A Doorway to Greatness
My first memory of facing an overwhelming challenge was swim class when I was 6, and first went up the high dive. My class watched as I climbed the steps and walked along the narrow board. I was fine until I looked down, and then I was awash with fear. “Go on,” the teacher said reprovingly. The board swayed up and down under my feet and all I could think of was how to get off – fast! I fled back down the ladder to the jeers of my fellow classmates. I stood, humiliated, watching as my classmates dove with ease, and for the first time I thought about what it is that enables one to overcome fear, and was determined to do better in the future. My approach to life shifted a little again about two years ago on the eve of Yom Kippur.
It was a cold, clear night; I winced as I stepped out of the shul door. I looked at the sky, not a cloud in sight. I looked enviously at Ilana – she had remembered to bring a coat! I made a quick mental note to bring a coat when we went to services the next morning. We walked down the alley, the pine needles crunching under our feet and the stunning scent of pine coming from the trees. It was a bit eerie the way the trees’ shadows danced in the slight breeze.
“I’m cold,” said Malka.
“Then zipper your coat, silly,” I snapped. My feet hurt from all the standing we did during services and I had a long fast ahead of me.

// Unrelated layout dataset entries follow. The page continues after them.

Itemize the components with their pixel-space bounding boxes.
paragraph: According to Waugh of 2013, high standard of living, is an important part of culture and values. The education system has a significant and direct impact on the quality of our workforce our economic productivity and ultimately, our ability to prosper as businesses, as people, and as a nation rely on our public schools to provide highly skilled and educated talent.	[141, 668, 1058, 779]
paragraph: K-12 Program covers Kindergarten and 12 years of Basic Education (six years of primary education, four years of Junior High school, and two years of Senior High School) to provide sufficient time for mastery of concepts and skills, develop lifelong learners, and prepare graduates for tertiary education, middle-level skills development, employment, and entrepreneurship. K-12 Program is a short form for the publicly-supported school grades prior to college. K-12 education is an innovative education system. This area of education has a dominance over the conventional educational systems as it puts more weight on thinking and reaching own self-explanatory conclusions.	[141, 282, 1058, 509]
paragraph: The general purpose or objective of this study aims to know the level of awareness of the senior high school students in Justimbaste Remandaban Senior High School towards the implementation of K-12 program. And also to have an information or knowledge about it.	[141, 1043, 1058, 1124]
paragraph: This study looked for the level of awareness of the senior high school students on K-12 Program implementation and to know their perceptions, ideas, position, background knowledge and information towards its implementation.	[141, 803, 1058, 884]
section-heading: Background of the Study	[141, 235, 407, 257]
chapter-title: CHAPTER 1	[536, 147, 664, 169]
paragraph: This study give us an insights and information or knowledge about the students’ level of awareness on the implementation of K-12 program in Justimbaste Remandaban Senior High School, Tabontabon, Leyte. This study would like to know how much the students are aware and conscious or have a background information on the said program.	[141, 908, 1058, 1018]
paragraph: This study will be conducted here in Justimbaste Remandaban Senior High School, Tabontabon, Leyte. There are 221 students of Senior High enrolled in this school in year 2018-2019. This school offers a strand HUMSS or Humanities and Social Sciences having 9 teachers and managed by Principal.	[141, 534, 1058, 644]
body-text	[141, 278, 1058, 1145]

The tantalizing smell of lavender reached my nose. In summer swarms of bees hover around the lavender bushes, but now there was no familiar hum, just silence. I looked about, realizing that many people in the houses we passed were already in bed. The street lamps cast a forbidding, dingy light on the street.
“Come on! Hurry!” I grumbled at the siblings trailing behind, “I want to get home.”
We walked on. The silence pressed on me. In an attempt to break the ominous stillness, I shouted, “Race you to the corner!”
My younger siblings and I raced for the signpost; Gavriel was the victor. Ilana and our father followed at a more sedate pace. We crossed the street. I felt a bit better as I saw a friend’s rose bush, the small pink flowers fragrant and lovely.
Then the sound of ambulance sirens, and suddenly I was scared, no, petrified with fright. We all stopped in growing apprehension and listened to follow the movement of the ambulance, but the sound did not diminish as usual, it grew closer and louder. My father had only to look at Ilana to set her racing, faster than ever, down the sidewalk. We followed, and it was suddenly way too cold. My teeth chattered. I was so scared. We were half a block from our house when Ilana raced back towards us.
“It’s at our house! They’re putting Ima into the ambulance!”
We all froze. We had been scared before, but still we had hoped that it was for someone else. We had begun to expect that ambulances – which had been an almost weekly occurrence for a while – were a thing of the past. Our father arranged for us to go with a friend from shul so he could go to the hospital with Ima. It was a long night, but everything did turn out okay.
It is hard to put into words the ways in which this incident affected me, and it is only in looking back on it and seeing where I am now that I realized how much I changed after it. The high dive episode planted a seed; Afterwards I began to see that sometimes a bit of stress, or even terror, can help you do things you didn’t think you could, but that using that potential is a choice I would have to make. And after that Yom Kippur scare, I did some serious thinking; I read a bunch of books and thought some more. I was grappling with the question, “If challenges are so good for me, why are they so hard?” I thought about what the world would be like if everything were easy, or if everyone avoided things which took effort. I realized too that the harder something is, the more one grows once it is completed. My final realization was that the key to a contented life is living each day seeing every obstacle as a gift, a doorway to greatness.